Just in time for the fall season, *and* Halloween, comes the news of a recent discovery in Poland of a 17th-century “Vampire” burial.
An archaeological team led by Dariusz Polinsky of the Nicholas Copernicus University was conducting excavations around an Early Modern graveyard near Bydgoszcz when they unearthed the skeleton shown here. It belonged to a woman of high social standing — she had a costly and unusual silk cap — whose neck was covered across with a scythe. Additionally, one of her big toes had a padlock on it.
Both of these measures were likely to have been done by villagers who thought that she might have been a vampire — if she sat up in her grave, the scythe could have cut off her head. The lock symbolized that she wouldn’t be able to return from the grave.

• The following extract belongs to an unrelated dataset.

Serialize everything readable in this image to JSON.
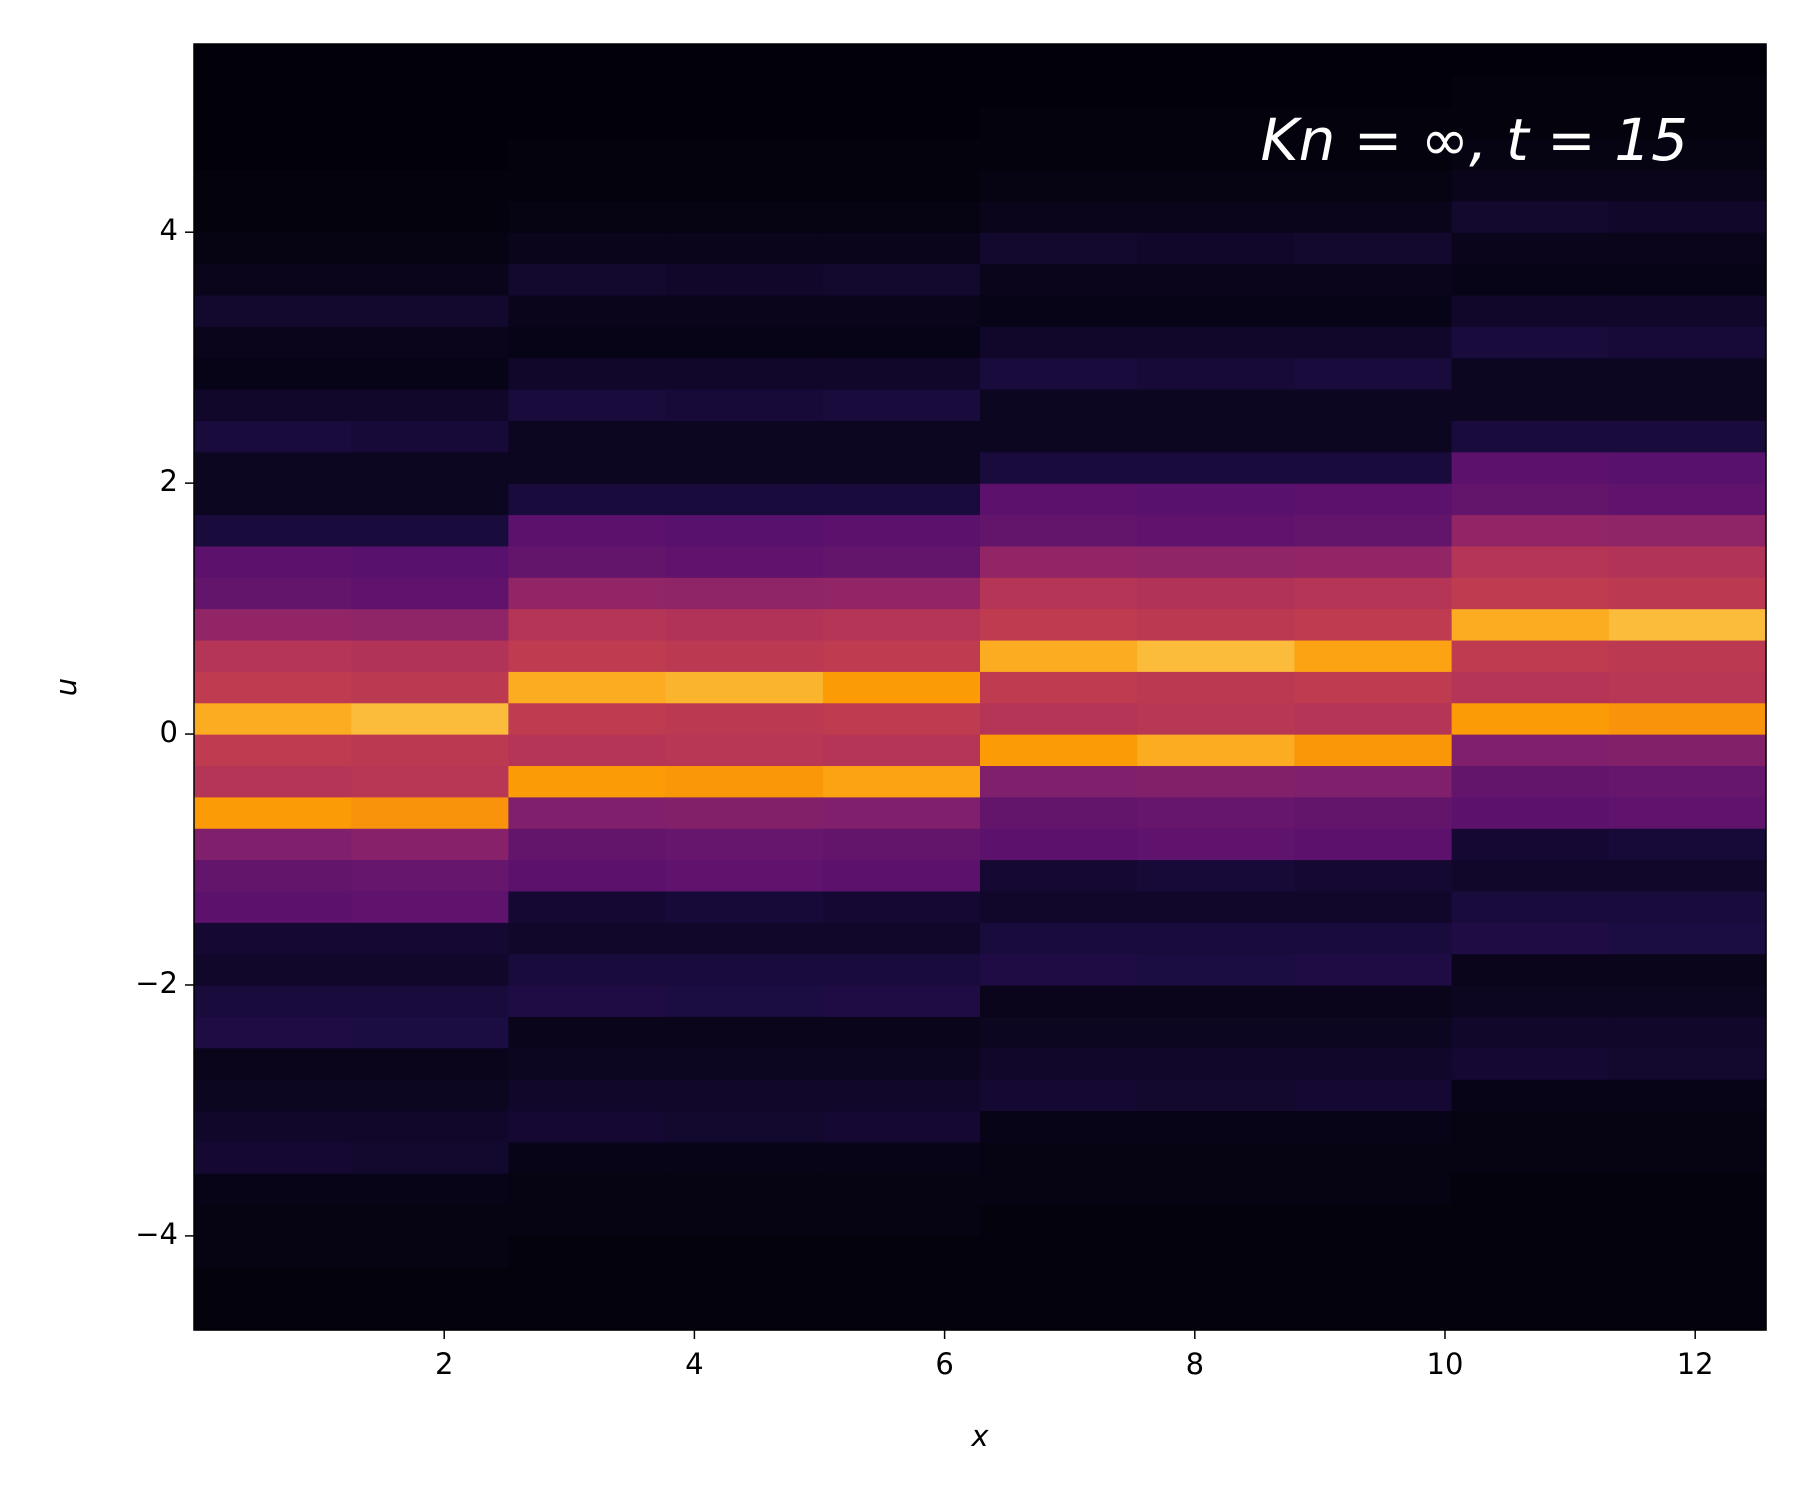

Western Europeans were infected with fears of vampires in the 1700s, but evidence for anti-vampire deterrents existed at least a century earlier to the east. Around Poland, beheaded corpses and skulls with bricks shoved into their mouths have been found, and peasants were also known to burn dead bodies and to bury corpses face down to prevent vampires from digging out of their graves.
This recent graveyard discovery adds to the evidence, with Polinsky observing that the woman had unusually large front teeth. In fact, they likely would have protruded visibly, a feature that might have contributed to locals accusing her of vampirism.